U.S. seeks joint patrol in Strait of Malacca
U.S. seeks joint patrol in Strait of Malacca
Marc Burleigh, Agence France-Presse/Nantes, France
Piracy has made the Malacca Strait off Indonesia, Malaysia and
Singapore extremely dangerous for international shipping,
requiring joint action by countries in the region before the
problem worsens by perhaps involving terrorist groups, a U.S.
Coast Guard official said on Thursday.
"The Malacca Strait is very well known in the maritime
community as a very high risk area for piracy and other armed
robberies," Commander Clay Diamond, a liaison officer to the US
state department, told AFP on the sidelines of an international
Maritime Security conference in Nantes, western France.
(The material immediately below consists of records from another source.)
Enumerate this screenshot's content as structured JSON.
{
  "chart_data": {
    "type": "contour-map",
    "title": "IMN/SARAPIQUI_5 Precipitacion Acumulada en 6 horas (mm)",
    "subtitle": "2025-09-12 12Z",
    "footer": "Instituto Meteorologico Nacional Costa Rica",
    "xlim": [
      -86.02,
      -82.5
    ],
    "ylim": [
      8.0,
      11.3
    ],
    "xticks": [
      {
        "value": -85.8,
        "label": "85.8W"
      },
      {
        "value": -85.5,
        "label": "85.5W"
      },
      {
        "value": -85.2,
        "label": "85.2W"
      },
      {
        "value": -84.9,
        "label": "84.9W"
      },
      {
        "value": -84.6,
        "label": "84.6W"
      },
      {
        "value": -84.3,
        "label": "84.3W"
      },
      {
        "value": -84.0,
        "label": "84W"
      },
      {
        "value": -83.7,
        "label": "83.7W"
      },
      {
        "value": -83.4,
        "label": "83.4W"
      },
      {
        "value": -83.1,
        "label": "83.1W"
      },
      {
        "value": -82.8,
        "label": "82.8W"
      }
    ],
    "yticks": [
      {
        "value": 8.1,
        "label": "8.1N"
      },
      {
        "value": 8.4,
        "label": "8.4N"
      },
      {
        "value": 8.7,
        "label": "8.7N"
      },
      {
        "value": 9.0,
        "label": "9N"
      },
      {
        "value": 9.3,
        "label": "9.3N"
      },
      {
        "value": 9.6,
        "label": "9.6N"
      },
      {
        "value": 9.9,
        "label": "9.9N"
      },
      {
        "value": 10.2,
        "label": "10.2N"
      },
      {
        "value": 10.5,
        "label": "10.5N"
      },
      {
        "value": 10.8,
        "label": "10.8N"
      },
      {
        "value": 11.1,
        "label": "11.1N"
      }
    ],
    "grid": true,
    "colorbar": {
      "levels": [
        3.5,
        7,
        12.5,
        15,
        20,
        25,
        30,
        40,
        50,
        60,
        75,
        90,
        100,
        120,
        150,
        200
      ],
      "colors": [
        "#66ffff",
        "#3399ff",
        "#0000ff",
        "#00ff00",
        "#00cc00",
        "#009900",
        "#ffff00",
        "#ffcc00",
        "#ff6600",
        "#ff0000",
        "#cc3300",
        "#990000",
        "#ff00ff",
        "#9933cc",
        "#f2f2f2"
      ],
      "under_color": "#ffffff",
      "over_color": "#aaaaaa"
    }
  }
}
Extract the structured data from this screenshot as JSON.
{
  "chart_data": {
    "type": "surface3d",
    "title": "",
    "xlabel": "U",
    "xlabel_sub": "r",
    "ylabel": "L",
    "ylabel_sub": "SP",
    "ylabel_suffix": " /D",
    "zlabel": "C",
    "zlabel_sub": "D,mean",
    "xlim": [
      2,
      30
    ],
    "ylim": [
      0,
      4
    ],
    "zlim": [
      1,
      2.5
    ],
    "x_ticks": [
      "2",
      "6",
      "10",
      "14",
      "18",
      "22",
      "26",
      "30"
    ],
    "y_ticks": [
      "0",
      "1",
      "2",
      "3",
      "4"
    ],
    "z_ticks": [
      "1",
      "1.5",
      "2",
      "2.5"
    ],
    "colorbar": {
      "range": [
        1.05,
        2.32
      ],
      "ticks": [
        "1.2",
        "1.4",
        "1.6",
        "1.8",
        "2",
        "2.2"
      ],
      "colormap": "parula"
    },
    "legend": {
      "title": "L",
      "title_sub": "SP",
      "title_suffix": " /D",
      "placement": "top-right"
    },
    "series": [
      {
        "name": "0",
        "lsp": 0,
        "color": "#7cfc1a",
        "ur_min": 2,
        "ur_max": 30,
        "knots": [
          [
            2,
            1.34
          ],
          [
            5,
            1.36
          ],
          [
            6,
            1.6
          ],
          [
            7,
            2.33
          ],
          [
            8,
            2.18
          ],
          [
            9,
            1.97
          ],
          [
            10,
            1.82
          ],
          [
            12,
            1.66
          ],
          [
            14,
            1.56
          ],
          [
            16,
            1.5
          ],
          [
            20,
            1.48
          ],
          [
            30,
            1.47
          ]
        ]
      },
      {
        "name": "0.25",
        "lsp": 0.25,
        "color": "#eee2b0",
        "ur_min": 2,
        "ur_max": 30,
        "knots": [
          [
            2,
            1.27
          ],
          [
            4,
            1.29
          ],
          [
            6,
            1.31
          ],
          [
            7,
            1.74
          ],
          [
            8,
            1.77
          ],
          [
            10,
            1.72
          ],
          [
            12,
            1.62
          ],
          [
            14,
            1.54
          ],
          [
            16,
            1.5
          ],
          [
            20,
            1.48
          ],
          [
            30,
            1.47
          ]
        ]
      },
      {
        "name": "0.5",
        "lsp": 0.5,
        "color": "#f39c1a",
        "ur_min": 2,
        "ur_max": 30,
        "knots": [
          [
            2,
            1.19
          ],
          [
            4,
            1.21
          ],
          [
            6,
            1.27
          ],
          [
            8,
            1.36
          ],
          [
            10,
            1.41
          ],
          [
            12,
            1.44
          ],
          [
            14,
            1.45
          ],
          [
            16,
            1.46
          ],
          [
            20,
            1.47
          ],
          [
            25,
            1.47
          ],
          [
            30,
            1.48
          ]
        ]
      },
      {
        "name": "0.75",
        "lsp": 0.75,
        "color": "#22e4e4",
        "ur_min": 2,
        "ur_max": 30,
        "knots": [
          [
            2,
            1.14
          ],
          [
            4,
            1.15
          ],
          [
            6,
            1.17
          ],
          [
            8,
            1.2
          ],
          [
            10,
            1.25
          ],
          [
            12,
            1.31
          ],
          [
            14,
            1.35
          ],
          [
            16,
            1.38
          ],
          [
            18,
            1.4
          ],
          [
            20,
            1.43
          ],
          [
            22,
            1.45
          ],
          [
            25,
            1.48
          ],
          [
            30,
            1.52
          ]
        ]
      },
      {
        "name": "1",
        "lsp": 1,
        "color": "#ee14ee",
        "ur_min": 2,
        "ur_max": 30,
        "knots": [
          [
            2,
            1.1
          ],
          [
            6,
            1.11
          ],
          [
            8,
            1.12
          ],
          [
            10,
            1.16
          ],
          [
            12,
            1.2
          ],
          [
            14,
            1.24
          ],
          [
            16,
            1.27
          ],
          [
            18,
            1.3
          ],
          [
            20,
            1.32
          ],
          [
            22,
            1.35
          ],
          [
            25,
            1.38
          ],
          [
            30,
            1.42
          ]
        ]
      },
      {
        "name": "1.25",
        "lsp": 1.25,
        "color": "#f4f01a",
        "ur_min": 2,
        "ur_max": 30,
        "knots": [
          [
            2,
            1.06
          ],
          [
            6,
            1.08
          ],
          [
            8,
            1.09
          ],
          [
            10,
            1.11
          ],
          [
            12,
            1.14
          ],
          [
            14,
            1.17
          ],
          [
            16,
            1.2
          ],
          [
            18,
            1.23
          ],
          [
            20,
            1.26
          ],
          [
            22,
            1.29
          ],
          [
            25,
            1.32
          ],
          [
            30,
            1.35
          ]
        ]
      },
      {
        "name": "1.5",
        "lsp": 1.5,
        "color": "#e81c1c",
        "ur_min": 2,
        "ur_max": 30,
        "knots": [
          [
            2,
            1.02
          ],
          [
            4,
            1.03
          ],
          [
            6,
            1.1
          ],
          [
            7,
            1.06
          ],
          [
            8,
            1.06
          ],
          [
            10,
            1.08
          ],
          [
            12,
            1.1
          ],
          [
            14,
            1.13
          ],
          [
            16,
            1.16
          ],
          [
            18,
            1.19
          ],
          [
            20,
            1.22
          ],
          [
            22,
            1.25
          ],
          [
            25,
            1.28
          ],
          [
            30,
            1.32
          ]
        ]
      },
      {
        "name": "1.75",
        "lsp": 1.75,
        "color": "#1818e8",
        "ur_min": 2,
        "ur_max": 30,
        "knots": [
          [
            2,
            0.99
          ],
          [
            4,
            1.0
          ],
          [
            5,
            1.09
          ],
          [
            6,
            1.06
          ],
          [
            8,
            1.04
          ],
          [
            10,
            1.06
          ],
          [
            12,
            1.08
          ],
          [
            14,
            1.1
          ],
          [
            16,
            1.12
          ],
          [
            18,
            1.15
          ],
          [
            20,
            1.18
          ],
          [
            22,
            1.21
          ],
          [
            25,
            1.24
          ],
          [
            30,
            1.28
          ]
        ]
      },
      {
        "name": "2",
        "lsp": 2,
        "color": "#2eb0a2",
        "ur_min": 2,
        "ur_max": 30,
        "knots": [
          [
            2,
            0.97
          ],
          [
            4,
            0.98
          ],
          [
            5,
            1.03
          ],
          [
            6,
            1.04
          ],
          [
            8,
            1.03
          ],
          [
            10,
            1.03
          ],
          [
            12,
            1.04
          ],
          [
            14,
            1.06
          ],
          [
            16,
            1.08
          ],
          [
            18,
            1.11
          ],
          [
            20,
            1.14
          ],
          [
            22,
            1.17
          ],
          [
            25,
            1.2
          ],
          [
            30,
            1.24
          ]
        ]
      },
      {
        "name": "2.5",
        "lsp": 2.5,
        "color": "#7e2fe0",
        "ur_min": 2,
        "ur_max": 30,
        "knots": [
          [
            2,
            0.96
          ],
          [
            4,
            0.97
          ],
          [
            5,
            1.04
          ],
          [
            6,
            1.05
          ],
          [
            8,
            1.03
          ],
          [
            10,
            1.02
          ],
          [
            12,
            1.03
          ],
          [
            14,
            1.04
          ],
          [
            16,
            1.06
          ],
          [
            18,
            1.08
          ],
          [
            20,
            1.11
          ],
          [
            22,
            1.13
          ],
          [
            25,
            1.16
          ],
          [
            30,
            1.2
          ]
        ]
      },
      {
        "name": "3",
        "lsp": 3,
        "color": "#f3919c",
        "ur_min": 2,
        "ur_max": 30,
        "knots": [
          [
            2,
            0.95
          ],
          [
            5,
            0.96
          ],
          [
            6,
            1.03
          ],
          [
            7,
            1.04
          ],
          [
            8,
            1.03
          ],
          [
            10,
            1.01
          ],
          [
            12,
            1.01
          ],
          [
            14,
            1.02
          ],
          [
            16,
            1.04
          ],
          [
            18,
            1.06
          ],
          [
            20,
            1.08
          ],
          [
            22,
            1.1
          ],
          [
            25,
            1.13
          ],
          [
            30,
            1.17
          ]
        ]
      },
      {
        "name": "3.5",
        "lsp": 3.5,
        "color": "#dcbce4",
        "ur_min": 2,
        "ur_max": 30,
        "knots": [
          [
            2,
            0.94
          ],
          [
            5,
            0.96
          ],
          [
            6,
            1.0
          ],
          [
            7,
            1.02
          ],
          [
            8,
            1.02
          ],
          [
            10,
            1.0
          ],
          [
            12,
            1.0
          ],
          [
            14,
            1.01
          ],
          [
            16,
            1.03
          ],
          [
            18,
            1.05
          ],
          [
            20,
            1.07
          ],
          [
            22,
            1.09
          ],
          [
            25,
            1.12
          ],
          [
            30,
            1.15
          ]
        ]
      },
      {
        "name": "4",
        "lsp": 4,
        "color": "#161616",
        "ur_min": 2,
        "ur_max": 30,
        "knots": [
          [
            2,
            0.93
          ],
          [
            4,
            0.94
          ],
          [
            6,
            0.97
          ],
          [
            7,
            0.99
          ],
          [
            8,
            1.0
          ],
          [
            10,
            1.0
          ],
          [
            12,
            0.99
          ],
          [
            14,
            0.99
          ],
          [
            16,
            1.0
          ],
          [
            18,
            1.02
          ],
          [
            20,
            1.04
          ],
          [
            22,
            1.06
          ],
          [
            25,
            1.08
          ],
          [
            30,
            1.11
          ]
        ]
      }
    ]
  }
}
But with more than 1,000 vessels and more than 10 million
barrels of oil passing through the zone every day, and Asian
extremist groups such as Jamaah Islamiyah active in Southeast
Asia, there are fears that the Strait may become targeted by
terrorists.
"There is every indication to think there's a link between
pirates and other maritime criminals and terrorist
organizations," Diamond said.
He added that there was the "obvious" scenario of a ship -- a
gas or oil tanker for instance -- being hijacked and used to
attack a port city as a floating bomb.
"But less obvious and just as problematic is that piracy and
other criminal acts at sea can be used as fund raising operations
for terrorists."
He added: "We want to break the nexus between smuggling, drug
smuggling and the terrorists."
New shipping rules brought in a year ago by the UN's
International Maritime Organization (IMO) go some way to
combating piracy, notably with all vessels over 500 tons needing
to have a "silent" alarm installed that would tell nearby
authorities they had been illegally boarded or were facing other
peril.
The initiative, known as the International Shipping and Port
Facilities code, was introduced at the behest of the United
States in the wake of the Sept. 11, 2001 attacks amid fears that
cargo or passenger ships might be used to perpetrate terrorist
attacks.
Diamond said the United States was currently looking at a new
system that might be added to the code later in which all big
ships were fitted with satellite transponders that would allow
them to be tracked at all times around the world.
But he and other delegates at the Nantes conference said that
more than technology, cooperation was key in tackling marauders
in the Malacca Strait and in other international waters.
"The only way to combat piracy at sea is to work regionally,"
the officer said.
The three Asian countries enclosing the Strait last year
started coordinated patrols of the Malacca Strait, and
Singapore's navy in March began putting small elite military
teams on some cargo ships and passenger liners to protect them
against pirates and terrorist attacks.
The IMO was encouraging these efforts, and Diamond said that
the United States approved the initiatives because "this is not a
situation where the US is there to respond physically."